Quienes figuraron en la lista de los 3 mil santos que recibirían la vacuna olvidaron ese principio fundador de la igualdad. Esos santos olvidaron que somos iguales en nuestra humanidad y somos iguales en la república, sin que esa igualdad pueda ser pesada en la balanza donde entran nuestros méritos en la carrera de la vida.

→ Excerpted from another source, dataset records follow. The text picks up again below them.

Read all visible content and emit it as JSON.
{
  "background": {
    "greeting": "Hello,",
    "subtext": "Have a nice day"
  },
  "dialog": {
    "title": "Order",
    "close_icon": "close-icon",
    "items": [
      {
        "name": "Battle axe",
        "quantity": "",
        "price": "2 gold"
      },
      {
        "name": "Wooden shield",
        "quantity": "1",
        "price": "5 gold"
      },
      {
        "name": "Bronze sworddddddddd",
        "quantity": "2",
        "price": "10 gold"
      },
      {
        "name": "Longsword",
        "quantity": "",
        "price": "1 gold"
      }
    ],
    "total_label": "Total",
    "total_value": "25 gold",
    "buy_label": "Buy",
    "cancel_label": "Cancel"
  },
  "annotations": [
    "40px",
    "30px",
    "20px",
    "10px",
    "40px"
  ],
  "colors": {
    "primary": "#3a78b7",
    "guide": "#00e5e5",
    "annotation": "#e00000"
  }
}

Los demócratas creemos que a la salud no se accede por mérito individual, por relaciones familiares o amicales, ni debería accederse por la riqueza. La salud es un derecho humano universal. Eso lo olvidó el fiscal de la República, que, hasta hoy, había sido el perfil preferido de Horacio Verbitsky. Durante años nos juzgó a todos los que no coincidimos con sus posiciones políticas, aunque, como él, hubiéramos sido opositores de la dictadura y hubiéramos criticado duramente al menemismo. Nada era suficiente para Verbitsky, excepto una fotocopia de sus posiciones. Es sectario. Tristemente, hoy le toca ser juzgado. No hay motivo de satisfacción. Aprender que posiciones diferentes no conducen a los mismos errores implica darse cuenta de que se puede pensar de diversas maneras y que la cuestión básica es la coherencia de principios y la buena fe con que se fundamenta la conducta propia.

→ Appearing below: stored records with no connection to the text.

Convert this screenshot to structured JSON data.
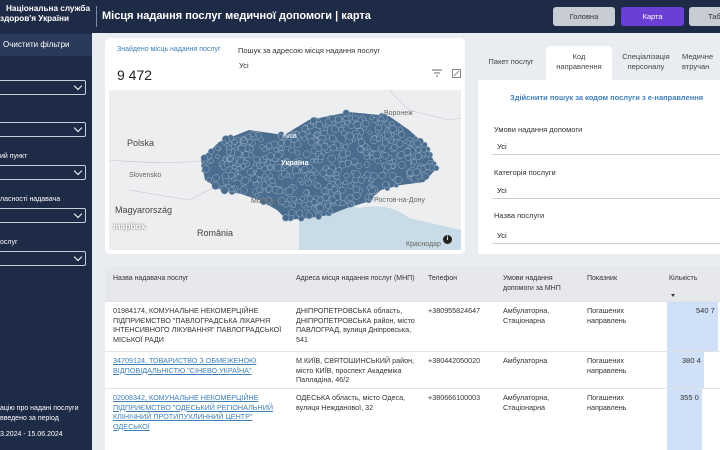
{
  "sidebar": {
    "brand_line1": "Національна служба",
    "brand_line2": "здоров'я України",
    "clear_filters": "Очистити фільтри",
    "filters": [
      {
        "label": "",
        "value": ""
      },
      {
        "label": "",
        "value": ""
      },
      {
        "label": "ий пункт",
        "value": ""
      },
      {
        "label": "ласності надавача",
        "value": ""
      },
      {
        "label": "ослуг",
        "value": ""
      }
    ],
    "footer_line1": "ацію про надані послуги",
    "footer_line2": "введено за період",
    "footer_period": "3.2024 - 15.06.2024"
  },
  "header": {
    "title": "Місця надання послуг медичної допомоги | карта",
    "buttons": {
      "home": "Головна",
      "map": "Карта",
      "table": "Табл"
    }
  },
  "map_card": {
    "found_label": "Знайдено місць надання послуг",
    "found_value": "9 472",
    "search_label": "Пошук за адресою місця надання послуг",
    "search_value": "Усі",
    "labels": {
      "poland": "Polska",
      "slovensko": "Slovensko",
      "magyarorszag": "Magyarország",
      "romania": "România",
      "moldova": "Moldova",
      "ukraine": "Україна",
      "kyiv": "Київ",
      "voronezh": "Воронеж",
      "rostov": "Ростов-на-Дону",
      "krasnodar": "Краснодар",
      "mapbox": "mapbox",
      "info": "i"
    },
    "marker_color": "#4a6d8f"
  },
  "right_panel": {
    "tabs": [
      {
        "label_line1": "Пакет послуг",
        "label_line2": ""
      },
      {
        "label_line1": "Код",
        "label_line2": "направлення"
      },
      {
        "label_line1": "Спеціалізація",
        "label_line2": "персоналу"
      },
      {
        "label_line1": "Медичне",
        "label_line2": "втручан"
      }
    ],
    "search_link": "Здійснити пошук за кодом послуги з е-направлення",
    "filters": [
      {
        "label": "Умови надання допомоги",
        "value": "Усі"
      },
      {
        "label": "Категорія послуги",
        "value": "Усі"
      },
      {
        "label": "Назва послуги",
        "value": "Усі"
      }
    ]
  },
  "table": {
    "columns": [
      "Назва надавача послуг",
      "Адреса місця надання послуг (МНП)",
      "Телефон",
      "Умови надання допомоги за МНП",
      "Показник",
      "Кількість"
    ],
    "rows": [
      {
        "name": "01984174, КОМУНАЛЬНЕ НЕКОМЕРЦІЙНЕ ПІДПРИЄМСТВО \"ПАВЛОГРАДСЬКА ЛІКАРНЯ ІНТЕНСИВНОГО ЛІКУВАННЯ\" ПАВЛОГРАДСЬКОЇ МІСЬКОЇ РАДИ",
        "address": "ДНІПРОПЕТРОВСЬКА область, ДНІПРОПЕТРОВСЬКА район, місто ПАВЛОГРАД, вулиця Дніпровська, 541",
        "phone": "+380955824647",
        "conditions": "Амбулаторна, Стаціонарна",
        "indicator": "Погашених направлень",
        "count": "540 7",
        "share": 0.97
      },
      {
        "name": "34709124, ТОВАРИСТВО З ОБМЕЖЕНОЮ ВІДПОВІДАЛЬНІСТЮ \"СІНЕВО УКРАЇНА\"",
        "address": "М.КИЇВ, СВЯТОШИНСЬКИЙ район, місто КИЇВ, проспект Академіка Палладіна, 46/2",
        "phone": "+380442050020",
        "conditions": "Амбулаторна",
        "indicator": "Погашених направлень",
        "count": "380 4",
        "share": 0.7
      },
      {
        "name": "02008342, КОМУНАЛЬНЕ НЕКОМЕРЦІЙНЕ ПІДПРИЄМСТВО \"ОДЕСЬКИЙ РЕГІОНАЛЬНИЙ КЛІНІЧНИЙ ПРОТИПУХЛИННИЙ ЦЕНТР\" ОДЕСЬКОЇ",
        "address": "ОДЕСЬКА область, місто Одеса, вулиця Нежданової, 32",
        "phone": "+380666100003",
        "conditions": "Амбулаторна, Стаціонарна",
        "indicator": "Погашених направлень",
        "count": "355 0",
        "share": 0.66
      }
    ]
  }
}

La salud es un derecho humano universal. Eso lo olvidó el fiscal de la República, que, hasta hoy, había sido el perfil preferido de Horacio Verbitsky.
Hace pocos días, en un programa de televisión, revelé que me habían ofrecido la vacuna por debajo de la mesa y que la había rechazado, porque prefería morir ahogada a vacunarme en esas condiciones viscosamente secretas. No agregué que me hubiera avergonzado encontrarme con amigos y conocidos o saludar a la gente con quien hablo por la calle, si estuviera vacunada y ellos todavía formaran parte de los que esperan. No porque ellos conocieran mi privilegio, sino porque yo lo conocía. Nuestra sociedad ya es suficientemente desigual como para acentuar el rasgo desde una política sanitaria decidida por el Estado, y que intelectuales, dirigentes y vaya a saber qué otras profesiones y ocupaciones, lo acepten por vaya a saber qué méritos.
Notables amigos del poder pensaron que ellos merecían ser clasificados como excepción a la igualdad republicana. Creyeron que formaban parte de los santos de la república. Olvidaron que la republica no tiene santos ni elegidos sino ciudadanos. Olvidaron que la moral, en una democracia, tiene normas que nos incluyen a todos.
Quizá más grave haya sido que lo olvidara el ministro Ginés González García, con el conocimiento y la anuencia del presidente Alberto Fernández. Decidieron quiénes eran los santos VIP. Esa decisión deberá explicarse. También deberá explicarse qué llevó a los elegidos a sentirse tan a gusto en ese batallón de privilegiados.